The Texas Senate bill assumes three things. First, women are too stupid to make their own decisions without governmental protection. Second, doctors are incompetent to fulfill their professional duty to elicit informed consent. Third, GOP legislators are the experts on women's bodies.

What does Republican Sen. Dan Patrick, the bill's sponsor, propose? To tie women to their chairs for his imagined little horror show? It's a chilling scene, straight out of Orwell's 1984. Big Brother Texas GOP wants to follow women right into the stirrups.

Will the GOP do the same for men? Who's sponsoring the bill requiring men wanting vasectomies to suffer the same infantilizing indignity? Or forcing gun buyers to watch films of bloody murder scenes?

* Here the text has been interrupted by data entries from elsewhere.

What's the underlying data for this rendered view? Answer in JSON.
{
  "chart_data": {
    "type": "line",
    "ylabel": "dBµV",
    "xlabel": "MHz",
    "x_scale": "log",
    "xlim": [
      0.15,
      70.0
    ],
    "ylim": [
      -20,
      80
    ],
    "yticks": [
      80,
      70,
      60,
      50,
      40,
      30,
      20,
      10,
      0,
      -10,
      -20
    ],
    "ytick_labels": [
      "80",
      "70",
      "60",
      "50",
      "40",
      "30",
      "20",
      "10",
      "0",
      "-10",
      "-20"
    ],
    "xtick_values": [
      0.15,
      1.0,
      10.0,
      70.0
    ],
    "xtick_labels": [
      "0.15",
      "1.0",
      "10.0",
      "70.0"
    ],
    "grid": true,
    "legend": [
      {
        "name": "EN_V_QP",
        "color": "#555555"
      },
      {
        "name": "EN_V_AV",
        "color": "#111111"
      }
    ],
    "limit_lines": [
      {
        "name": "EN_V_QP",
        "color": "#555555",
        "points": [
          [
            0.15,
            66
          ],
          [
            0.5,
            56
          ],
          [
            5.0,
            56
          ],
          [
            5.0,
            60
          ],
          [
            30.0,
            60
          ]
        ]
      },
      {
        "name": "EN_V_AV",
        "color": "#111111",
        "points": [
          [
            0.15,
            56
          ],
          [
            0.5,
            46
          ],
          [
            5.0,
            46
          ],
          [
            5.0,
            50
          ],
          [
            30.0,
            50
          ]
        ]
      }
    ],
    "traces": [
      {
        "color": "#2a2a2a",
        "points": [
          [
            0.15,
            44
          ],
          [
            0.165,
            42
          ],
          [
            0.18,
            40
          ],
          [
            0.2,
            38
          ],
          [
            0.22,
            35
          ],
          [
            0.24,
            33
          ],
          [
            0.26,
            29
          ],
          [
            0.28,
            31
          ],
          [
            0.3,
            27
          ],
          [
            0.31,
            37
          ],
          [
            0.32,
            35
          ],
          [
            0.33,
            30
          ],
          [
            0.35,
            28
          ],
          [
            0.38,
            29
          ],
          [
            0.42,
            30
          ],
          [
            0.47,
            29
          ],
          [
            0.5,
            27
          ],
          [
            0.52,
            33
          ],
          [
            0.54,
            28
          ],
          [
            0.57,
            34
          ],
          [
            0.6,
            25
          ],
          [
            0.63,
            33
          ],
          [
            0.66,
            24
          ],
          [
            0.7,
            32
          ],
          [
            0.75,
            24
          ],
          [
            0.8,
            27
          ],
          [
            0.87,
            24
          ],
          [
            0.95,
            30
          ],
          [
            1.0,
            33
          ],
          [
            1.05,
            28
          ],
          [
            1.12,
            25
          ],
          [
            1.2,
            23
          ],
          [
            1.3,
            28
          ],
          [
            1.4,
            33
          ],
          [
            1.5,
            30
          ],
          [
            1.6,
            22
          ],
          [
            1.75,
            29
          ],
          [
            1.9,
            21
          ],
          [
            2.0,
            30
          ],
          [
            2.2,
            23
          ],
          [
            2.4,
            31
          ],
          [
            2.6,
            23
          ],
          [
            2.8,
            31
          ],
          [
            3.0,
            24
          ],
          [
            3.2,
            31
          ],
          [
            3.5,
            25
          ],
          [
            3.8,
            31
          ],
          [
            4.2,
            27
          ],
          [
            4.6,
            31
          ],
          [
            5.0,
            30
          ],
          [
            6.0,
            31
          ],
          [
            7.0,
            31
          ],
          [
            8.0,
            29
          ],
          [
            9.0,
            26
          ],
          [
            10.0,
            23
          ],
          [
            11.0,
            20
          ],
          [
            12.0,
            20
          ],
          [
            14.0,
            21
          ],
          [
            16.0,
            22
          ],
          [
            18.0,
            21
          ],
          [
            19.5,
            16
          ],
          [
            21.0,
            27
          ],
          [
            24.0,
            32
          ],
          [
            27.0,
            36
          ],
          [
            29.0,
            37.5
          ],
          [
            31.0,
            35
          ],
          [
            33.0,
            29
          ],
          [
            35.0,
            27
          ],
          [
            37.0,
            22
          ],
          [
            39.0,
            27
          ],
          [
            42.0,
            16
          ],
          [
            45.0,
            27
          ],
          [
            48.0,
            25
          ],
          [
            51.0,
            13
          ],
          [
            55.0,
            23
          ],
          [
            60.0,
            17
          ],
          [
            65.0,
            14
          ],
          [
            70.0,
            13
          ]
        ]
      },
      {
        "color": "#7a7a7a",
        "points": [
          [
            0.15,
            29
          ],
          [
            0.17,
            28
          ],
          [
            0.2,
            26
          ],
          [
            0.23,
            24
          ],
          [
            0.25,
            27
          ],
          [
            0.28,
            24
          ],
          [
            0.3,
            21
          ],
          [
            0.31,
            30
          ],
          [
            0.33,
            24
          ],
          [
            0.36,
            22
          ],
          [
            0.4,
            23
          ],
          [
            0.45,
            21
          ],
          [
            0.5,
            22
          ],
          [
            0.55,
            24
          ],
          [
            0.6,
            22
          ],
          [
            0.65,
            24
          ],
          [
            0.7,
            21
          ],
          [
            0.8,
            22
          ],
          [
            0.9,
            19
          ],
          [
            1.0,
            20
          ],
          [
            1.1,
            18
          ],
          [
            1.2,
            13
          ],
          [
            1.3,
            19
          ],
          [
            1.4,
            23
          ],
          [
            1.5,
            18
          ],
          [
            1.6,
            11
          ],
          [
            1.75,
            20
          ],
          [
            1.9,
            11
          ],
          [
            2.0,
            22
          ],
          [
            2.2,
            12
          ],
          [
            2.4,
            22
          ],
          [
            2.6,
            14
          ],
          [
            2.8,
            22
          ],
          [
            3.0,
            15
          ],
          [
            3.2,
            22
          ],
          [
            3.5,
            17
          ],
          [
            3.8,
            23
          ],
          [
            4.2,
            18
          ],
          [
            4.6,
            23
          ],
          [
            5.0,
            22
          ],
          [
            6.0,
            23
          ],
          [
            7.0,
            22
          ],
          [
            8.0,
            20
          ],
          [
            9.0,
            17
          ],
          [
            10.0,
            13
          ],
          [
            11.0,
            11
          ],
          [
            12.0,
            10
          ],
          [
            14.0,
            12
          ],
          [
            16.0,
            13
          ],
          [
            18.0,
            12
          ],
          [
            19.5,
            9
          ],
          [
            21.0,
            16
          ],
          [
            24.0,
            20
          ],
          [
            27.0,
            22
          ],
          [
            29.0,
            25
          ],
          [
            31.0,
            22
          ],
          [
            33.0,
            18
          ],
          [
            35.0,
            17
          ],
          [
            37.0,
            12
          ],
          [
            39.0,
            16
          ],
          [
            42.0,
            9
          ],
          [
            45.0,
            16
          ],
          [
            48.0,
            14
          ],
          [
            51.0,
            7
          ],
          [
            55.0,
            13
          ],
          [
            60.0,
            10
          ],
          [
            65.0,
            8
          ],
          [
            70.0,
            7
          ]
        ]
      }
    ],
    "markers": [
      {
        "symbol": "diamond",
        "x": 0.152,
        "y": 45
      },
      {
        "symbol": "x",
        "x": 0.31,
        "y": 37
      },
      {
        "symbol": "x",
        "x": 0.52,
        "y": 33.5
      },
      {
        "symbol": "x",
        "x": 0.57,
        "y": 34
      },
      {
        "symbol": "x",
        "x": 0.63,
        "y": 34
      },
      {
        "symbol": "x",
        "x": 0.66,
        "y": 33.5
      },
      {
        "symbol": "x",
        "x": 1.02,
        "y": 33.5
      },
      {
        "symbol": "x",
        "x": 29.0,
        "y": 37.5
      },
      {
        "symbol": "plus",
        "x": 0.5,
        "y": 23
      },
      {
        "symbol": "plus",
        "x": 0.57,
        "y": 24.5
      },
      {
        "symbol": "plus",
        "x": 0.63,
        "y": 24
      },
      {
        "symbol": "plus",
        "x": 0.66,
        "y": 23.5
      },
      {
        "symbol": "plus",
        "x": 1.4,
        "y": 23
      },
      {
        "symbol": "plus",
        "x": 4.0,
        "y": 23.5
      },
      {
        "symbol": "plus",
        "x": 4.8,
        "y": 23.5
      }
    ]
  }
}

It's not uncommon that, in times of cultural anxiety, a power elite attempts to exert coercive control as a last-ditch attempt to maintain its own fading relevance. Think Egypt. In Texas, the GOP is staging its desperate power-move in the doctor's office. This bill is a weapon of intimidation against women, and an invasion of the doctor-patient relationship. It isn't a matter of "big government," as the GOP would shorthand it. It's a matter of illegitimate government.

No matter one's personal opinion, abortion is as legal a medical procedure as an appendectomy. When any governing body erodes or usurps its citizens' legal rights, even if democratically elected, it has crossed over into fascism.

If Gov. Perry prefers to hobnob in California, I won't complain. I want as much distance as possible between him and the doctor's office.